Running
23 June-23 July
City Assembly House
Irish Georgian Society,
58 William St, D02 X751
Opening Hours
Mon-Fri 10am-5pm
Free
Wind Up!
Susan Wood
Wind Up! is a lifetime retrospective of acclaimed photographer Susan Wood’s seven decades of work shooting actors, artists, authors, musicians, models, politicians, designers, culinary luminaries, and other famous faces.
Projected as a five-channel slide show with an ambient soundtrack interspersed with Susan’s narration about her life, her subjects, and her creative practice, the exhibition presents her work as a free-flowing immersive experience covering five walls of the Irish Georgian Society’s octagonal exhibition room at the City Assembly House in Dublin.
Gathered from Susan’s extensive archive from a career starting in the 1950s, the mix of hundreds of both published and never-before-seen images taken from a versatile life behind the camera lens celebrates her pursuit of beauty in the people, places, and objects she photographs. The projection format allows for the showing of many more works than would be possible in a traditional gallery setting. The chance order in which the photographs are shown enables the viewer to explore context, meaning, and eccentricity through the relationship of one image to another.
“The walls become like moving book spreads,” said Anthony Catania who organised the show. “The novelty is that on each subsequent visit, viewers will see the images combined in different ways, offering a fresh way of observing the work.”
Susan Wood’s photographs were made during years of great social change, and her own career followed a similar trajectory. A born and bred New Yorker, she was involved with the original “Mad Men” of Madison Avenue and later won a Clio, the most sought-after award in advertising. In 1954 her photographs appeared in the premier issue of Sports Illustrated. Mademoiselle chose her as one of their “Ten Young Women of the Year” in 1961. Throughout the 1960s, ‘70s and ‘80s, her photographs could be seen in Vogue, Life, People and New York magazines.

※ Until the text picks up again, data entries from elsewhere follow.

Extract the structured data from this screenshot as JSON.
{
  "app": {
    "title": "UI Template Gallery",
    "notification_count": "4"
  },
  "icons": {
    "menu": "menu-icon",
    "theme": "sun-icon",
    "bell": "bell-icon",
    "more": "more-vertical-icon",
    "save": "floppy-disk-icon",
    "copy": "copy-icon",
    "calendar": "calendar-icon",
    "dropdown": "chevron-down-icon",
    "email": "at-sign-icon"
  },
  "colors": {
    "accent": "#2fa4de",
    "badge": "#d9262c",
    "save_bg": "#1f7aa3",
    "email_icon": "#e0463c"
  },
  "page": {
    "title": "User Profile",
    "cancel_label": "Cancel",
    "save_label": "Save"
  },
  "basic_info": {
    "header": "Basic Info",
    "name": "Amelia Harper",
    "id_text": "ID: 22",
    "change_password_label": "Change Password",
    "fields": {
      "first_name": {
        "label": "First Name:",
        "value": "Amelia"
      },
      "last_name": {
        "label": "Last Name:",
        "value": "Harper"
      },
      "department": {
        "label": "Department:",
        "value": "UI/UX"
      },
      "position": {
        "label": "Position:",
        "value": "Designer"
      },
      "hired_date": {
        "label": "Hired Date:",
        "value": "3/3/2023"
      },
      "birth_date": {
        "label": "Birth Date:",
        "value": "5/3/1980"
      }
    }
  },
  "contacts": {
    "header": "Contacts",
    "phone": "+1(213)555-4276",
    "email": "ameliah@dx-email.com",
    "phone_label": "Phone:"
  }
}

She was a regular contributor to Look magazine, most notably for a 1969 cover story on John Lennon and Yoko Ono. Wood is also noted for her movie stills. Under contract to Paramount Pictures, United Artists and 20th Century Fox, she was on set during the filming of movies that defined the 1960s such as Easy RiderandHatari.

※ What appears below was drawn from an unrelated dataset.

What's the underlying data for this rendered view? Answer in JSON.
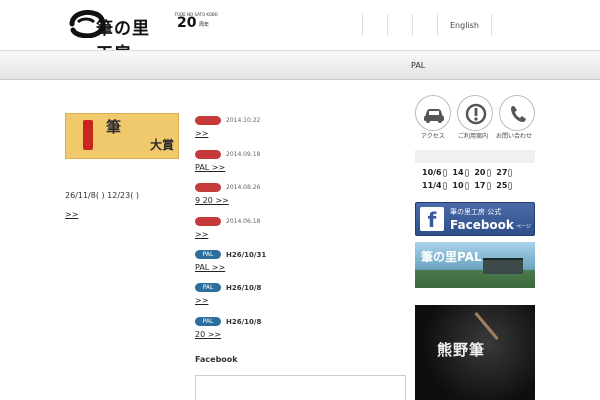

Involved in the fight for women’s rights and equality in the 1960s and ‘70s, Wood was a founding member of the Women’s Forum, and counted as friends many of the vanguard of the feminist movement including Betty Friedan and Gloria Steinem. Writes Wood, now 84, in the book’s introduction, “I’m a working woman from an age when women still wondered if we could and/or should work. I remember a woman scientist’s graduation address at Sarah Lawrence College in 1953 recommending we graduates keep some part of our brain actively engaged in an intellectual project even if we visited it only occasionally. ‘Picking up knitting’ was her analogy. Can you imagine the cat calls and boos someone today would get in response?”